DCUC, CUNA, NAFCU Send Joint Letter to Hill on Leases on Military Bases (CUToday, June 14, 2020)
Sunday, June 14, 2020
WASHINGTON—During markup last week of the National Defense Authorization Act (NDAA) for fiscal year 2021, a Senate summary of the Act reveals the banking industry is again seeking a provision that would require the Department of Defense to treat banks similar to credit unions when it comes to leases on military bases.
As CUToday.info has reported, the issue of bank access to on-base leases was hotly contested during passage of the NDAA for fiscal year 2020, with credit unions eventually defeating the bank effort in Congress. Similar to 2020, language in the Senate version of the NDAA would give banks access to leases on bases, while the House version lacks the provisions.
The Defense Credit Union Council (DCUC), CUNA and NAFCU have now issued a joint letter to the House Committee on Armed Services asking the House to counter the Senate’s proposed language.
The request follows a DCUC letter last week to the Senate Armed Services Committee asking the group to “strike any provisions that would alter the status quo” regarding free leases and other benefits credit unions currently receive on military bases.
DCUC President and CEO Anthony Hernandez told CUToday.info the proposed language in the Senate reflects the “same strategy the banks used last year.”
‘Countering’ the Threat
Now with a new threat again this year, Hernandez said, “It is important to counter this proposed language since it does not benefit military members and further enriches the bank shareholders. Banks should not be treated as not-for-profit institutions unless they act like not-for-profit institutions and return any savings to military members and their communities—just like credit unions. I am very proud to have both CUNA and NAFCU on our flank as we advocate for our members and the larger credit union industry.”

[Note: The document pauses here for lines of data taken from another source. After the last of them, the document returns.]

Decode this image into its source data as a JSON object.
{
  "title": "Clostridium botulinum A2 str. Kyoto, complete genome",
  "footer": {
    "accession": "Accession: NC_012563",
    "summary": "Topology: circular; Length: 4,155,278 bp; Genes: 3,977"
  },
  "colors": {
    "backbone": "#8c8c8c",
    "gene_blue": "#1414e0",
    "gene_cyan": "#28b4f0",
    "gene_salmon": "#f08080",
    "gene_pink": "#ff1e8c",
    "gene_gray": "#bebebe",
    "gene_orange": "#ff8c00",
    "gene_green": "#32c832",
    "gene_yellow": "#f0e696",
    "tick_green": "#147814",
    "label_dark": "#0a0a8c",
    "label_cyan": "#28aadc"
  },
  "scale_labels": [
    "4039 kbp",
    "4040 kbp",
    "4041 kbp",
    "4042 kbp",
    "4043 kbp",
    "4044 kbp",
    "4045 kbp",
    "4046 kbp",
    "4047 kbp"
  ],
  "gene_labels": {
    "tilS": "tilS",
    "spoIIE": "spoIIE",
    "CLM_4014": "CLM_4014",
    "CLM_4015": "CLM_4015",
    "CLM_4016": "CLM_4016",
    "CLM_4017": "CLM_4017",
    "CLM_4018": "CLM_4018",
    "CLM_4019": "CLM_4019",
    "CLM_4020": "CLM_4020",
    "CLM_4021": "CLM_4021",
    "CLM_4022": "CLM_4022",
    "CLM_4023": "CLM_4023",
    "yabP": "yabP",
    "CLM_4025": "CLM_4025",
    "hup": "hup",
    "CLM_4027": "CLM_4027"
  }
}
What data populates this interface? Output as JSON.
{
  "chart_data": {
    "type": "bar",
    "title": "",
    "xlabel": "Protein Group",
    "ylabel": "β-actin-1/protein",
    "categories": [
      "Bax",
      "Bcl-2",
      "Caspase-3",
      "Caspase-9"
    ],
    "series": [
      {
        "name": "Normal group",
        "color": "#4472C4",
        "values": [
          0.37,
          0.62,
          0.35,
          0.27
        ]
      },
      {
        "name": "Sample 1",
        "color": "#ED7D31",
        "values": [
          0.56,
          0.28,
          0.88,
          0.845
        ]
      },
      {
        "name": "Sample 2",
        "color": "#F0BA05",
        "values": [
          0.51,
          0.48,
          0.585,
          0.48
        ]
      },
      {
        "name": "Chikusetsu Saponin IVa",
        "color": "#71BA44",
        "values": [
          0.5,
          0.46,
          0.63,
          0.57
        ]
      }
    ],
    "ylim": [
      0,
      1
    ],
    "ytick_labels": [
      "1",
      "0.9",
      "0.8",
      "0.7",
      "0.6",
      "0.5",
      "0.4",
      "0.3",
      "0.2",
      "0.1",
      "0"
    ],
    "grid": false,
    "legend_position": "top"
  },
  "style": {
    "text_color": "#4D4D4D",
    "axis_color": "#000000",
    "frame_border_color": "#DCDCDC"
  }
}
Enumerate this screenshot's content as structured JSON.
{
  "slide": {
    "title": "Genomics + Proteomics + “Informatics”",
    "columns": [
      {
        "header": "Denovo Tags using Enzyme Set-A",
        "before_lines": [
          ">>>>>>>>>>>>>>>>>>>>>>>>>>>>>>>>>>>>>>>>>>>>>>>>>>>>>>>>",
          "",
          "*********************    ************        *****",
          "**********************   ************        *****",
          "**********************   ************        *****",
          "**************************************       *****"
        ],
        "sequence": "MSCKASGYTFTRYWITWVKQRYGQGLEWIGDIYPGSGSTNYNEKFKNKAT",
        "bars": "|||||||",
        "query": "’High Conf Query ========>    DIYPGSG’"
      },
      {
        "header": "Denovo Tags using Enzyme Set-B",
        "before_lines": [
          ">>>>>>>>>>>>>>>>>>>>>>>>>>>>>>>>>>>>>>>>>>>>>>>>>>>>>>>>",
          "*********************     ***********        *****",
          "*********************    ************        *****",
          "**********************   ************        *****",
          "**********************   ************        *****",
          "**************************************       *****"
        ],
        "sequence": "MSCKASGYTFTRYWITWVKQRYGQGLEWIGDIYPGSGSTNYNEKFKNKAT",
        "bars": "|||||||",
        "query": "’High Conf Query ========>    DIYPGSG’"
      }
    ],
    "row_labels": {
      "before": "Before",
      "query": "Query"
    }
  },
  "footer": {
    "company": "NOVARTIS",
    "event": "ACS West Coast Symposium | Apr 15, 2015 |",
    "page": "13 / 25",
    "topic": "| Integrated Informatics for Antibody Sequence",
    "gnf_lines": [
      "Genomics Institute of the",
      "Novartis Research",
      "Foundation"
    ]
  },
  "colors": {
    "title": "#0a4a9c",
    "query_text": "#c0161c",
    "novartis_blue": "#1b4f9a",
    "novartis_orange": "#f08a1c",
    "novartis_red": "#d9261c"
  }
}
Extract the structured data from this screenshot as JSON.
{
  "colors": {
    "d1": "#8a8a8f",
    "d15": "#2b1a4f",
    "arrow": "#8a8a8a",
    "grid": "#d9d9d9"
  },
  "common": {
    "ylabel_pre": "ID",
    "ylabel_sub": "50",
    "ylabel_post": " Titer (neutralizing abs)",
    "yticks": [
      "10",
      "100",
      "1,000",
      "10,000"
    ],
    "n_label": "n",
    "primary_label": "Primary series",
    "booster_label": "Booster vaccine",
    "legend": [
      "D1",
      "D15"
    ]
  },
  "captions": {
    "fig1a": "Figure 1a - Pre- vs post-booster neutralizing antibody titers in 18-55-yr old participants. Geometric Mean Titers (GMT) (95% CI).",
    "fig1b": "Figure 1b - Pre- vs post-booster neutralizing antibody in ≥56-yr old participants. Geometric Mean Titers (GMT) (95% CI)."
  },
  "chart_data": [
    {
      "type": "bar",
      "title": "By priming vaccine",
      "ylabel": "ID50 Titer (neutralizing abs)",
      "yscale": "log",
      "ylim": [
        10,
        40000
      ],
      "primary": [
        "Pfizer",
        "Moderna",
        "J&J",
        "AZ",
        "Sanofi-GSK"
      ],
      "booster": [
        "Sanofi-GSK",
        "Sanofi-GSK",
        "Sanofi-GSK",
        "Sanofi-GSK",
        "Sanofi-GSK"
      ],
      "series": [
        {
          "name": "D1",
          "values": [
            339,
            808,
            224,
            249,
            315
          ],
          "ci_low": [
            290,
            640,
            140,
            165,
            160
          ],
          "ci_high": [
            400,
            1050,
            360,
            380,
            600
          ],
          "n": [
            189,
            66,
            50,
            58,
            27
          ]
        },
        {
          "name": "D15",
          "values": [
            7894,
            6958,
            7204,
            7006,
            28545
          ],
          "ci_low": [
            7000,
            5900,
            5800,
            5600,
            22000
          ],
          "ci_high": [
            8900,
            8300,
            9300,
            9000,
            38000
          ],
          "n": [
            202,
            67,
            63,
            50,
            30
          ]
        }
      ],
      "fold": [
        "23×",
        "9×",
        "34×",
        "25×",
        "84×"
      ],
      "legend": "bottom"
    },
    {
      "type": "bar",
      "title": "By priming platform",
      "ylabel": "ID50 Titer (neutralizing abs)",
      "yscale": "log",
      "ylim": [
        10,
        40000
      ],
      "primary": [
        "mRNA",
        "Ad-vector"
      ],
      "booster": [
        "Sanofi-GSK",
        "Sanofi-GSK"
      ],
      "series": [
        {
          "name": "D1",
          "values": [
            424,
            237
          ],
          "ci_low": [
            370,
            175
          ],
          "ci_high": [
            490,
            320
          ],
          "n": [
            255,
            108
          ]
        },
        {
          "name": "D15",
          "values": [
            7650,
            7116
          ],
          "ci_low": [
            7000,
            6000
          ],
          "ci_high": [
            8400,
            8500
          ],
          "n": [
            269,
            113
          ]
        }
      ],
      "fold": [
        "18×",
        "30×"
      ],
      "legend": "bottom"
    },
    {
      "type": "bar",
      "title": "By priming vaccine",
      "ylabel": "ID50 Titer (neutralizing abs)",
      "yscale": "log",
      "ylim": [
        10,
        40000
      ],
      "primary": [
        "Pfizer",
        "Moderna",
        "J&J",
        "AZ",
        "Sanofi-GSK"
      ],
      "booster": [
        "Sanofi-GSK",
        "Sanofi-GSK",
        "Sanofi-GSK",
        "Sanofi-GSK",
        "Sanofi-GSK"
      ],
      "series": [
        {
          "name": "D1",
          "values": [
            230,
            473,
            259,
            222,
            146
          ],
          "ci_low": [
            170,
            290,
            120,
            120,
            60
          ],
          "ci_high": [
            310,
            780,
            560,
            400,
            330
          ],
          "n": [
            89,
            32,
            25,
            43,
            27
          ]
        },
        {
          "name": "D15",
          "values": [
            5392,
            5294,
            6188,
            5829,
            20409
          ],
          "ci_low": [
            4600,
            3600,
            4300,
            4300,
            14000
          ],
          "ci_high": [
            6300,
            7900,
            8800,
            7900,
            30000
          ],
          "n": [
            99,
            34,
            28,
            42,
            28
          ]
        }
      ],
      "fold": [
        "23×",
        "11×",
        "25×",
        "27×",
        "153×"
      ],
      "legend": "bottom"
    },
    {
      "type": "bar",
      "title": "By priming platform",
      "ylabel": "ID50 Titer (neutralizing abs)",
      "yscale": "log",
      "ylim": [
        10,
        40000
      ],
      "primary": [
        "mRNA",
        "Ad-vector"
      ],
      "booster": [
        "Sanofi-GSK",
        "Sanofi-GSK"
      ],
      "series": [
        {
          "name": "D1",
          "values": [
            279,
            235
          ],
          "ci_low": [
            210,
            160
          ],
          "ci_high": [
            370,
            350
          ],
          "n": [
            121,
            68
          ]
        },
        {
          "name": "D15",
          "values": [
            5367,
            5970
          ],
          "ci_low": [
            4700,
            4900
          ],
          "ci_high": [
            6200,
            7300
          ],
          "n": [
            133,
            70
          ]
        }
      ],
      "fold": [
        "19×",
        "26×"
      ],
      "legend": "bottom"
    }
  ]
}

The joint letter from DCUC, CUNA, and NAFCU states, “While banks argue for ‘parity’ on this issue, the fact is that banks already have the ability to obtain leases at a nominal cost. Under the Military Leasing Act, 10 USC §2667, banks can demonstrate to DoD how they would use their lease to serve and provide value to the men and women of the base. However, banks have not exercised this authority. Instead, they have opted to end-run DoD and go to Congress to get a handout under the guise that too many banks have had to leave military bases due to the cost of leases making military banking less profitable. Rather than seek a productive solution available to them under current law, they have opted to target their long-time nemesis credit unions in the process. We hope the House Armed Services Committee will recognize the banker’s games for what they are – a charade to once again attack member-owned credit unions – and reject this provision in the NDAA.”
The actual final language in the Senate bill is expected this week.